When we talk about adding fractions, the main goal is to combine two or more fractions into a single fraction. In order to achieve this, the fractions need to have the same denominator, which is also known as having a common denominator. In the given exercise, the fractions \( \frac{17}{y} \) and \( \frac{12}{y} \) already share the same denominator \( y \). This makes the addition process straightforward. To add fractions with the same denominator:

• Add the numerators together while keeping the denominator unchanged.
• For example, \( \frac{17}{y} + \frac{12}{y} \) becomes \( \frac{17+12}{y} \).
• You simply add the top numbers (17 and 12) and keep the bottom number (y) the same.

By following these steps, you'll learn that adding fractions isn't too daunting when you are dealing with common denominators. It simplifies the process and eliminates the need for complex calculations. Once you've added the numerators, you can then move to the next step of simplifying if needed.

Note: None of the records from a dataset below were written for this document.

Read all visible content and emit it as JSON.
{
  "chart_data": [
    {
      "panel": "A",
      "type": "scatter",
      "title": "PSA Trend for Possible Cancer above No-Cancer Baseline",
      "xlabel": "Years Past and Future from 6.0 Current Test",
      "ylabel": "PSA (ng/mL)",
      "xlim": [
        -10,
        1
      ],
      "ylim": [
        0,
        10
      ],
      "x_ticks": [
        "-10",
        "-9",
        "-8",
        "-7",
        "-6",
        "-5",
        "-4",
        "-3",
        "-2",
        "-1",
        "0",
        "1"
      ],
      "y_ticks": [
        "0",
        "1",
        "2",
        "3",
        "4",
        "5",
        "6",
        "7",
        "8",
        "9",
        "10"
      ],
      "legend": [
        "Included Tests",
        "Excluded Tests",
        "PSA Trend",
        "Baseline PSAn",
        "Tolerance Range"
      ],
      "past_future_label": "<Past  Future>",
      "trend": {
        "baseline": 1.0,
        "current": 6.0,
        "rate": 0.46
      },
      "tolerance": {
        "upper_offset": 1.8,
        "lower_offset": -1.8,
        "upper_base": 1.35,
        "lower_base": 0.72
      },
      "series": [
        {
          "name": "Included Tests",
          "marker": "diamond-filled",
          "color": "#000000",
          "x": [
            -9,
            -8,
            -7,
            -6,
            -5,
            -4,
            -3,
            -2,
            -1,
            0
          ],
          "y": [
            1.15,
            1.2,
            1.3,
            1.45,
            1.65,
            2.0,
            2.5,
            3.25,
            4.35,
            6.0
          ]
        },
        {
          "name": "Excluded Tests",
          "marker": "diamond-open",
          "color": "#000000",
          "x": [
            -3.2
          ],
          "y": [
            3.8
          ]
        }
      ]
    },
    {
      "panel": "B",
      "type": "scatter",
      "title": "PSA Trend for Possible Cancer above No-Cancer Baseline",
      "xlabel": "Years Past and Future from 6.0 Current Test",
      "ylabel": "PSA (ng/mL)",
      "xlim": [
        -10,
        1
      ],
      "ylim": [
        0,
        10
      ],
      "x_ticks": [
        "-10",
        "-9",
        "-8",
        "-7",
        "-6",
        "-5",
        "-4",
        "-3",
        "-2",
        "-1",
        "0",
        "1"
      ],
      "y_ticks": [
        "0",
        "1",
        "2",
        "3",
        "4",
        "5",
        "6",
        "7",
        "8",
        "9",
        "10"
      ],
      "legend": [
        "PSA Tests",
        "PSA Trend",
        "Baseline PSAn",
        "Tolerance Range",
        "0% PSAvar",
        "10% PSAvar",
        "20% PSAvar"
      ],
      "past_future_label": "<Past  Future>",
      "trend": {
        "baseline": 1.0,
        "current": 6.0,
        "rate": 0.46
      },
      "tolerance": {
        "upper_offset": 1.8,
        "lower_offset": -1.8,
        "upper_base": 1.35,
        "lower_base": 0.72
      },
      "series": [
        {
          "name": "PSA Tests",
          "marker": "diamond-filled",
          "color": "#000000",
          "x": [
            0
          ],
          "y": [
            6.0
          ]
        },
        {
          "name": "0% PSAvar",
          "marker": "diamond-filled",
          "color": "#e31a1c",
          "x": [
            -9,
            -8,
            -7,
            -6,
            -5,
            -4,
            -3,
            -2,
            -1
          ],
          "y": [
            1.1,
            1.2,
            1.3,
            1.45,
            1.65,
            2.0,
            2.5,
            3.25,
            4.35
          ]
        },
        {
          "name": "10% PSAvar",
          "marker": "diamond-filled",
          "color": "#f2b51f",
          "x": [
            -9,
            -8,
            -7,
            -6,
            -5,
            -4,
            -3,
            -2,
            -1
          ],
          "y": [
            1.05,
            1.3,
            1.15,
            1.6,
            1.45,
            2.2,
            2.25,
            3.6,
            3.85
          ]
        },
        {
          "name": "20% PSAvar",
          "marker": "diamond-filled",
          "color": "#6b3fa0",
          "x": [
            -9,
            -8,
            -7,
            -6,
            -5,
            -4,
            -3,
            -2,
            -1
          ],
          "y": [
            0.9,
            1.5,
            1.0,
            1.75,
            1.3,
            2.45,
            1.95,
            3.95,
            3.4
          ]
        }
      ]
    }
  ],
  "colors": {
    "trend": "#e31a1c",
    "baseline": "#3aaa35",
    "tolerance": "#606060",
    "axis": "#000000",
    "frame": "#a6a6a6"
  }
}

The concept of common denominators is crucial when working with fractions, especially when trying to add or subtract them. A common denominator is a shared multiple of the denominators of two or more fractions. Having a common denominator allows you to easily combine fractions, as you only need to operate on the numerators. In the problem \( \frac{17}{y} + \frac{12}{y} \), the common denominator is \( y \). Both fractions already have \( y \) as their denominator, which simplifies our job significantly. When fractions share a denominator, like these ones:

• You don't need to alter or find another denominator, saving you time and effort.
• You can directly add or subtract the numerators, while the denominator remains the same.

Understanding common denominators is essential because when they aren’t common, extra steps are needed to find an appropriate denominator, often involving finding the least common multiple.

After adding or subtracting fractions, the next step is to simplify the result whenever possible. Simplifying a fraction involves reducing it to its lowest terms. This means finding the greatest common divisor (GCD) of the numerator and the denominator and dividing both by this number.In the context of our problem, once we've added the numerators to get \( \frac{29}{y} \):

• We check to see if there are any common factors between the numerator (29) and the denominator (y).
• Since 29 is a prime number and doesn't share any factor with \( y \) (apart from 1), the fraction is already in its simplest form.

Simplifying fractions is important because it makes the fraction easier to understand and use. It’s like cleaning up an equation to make it more presentable and functional.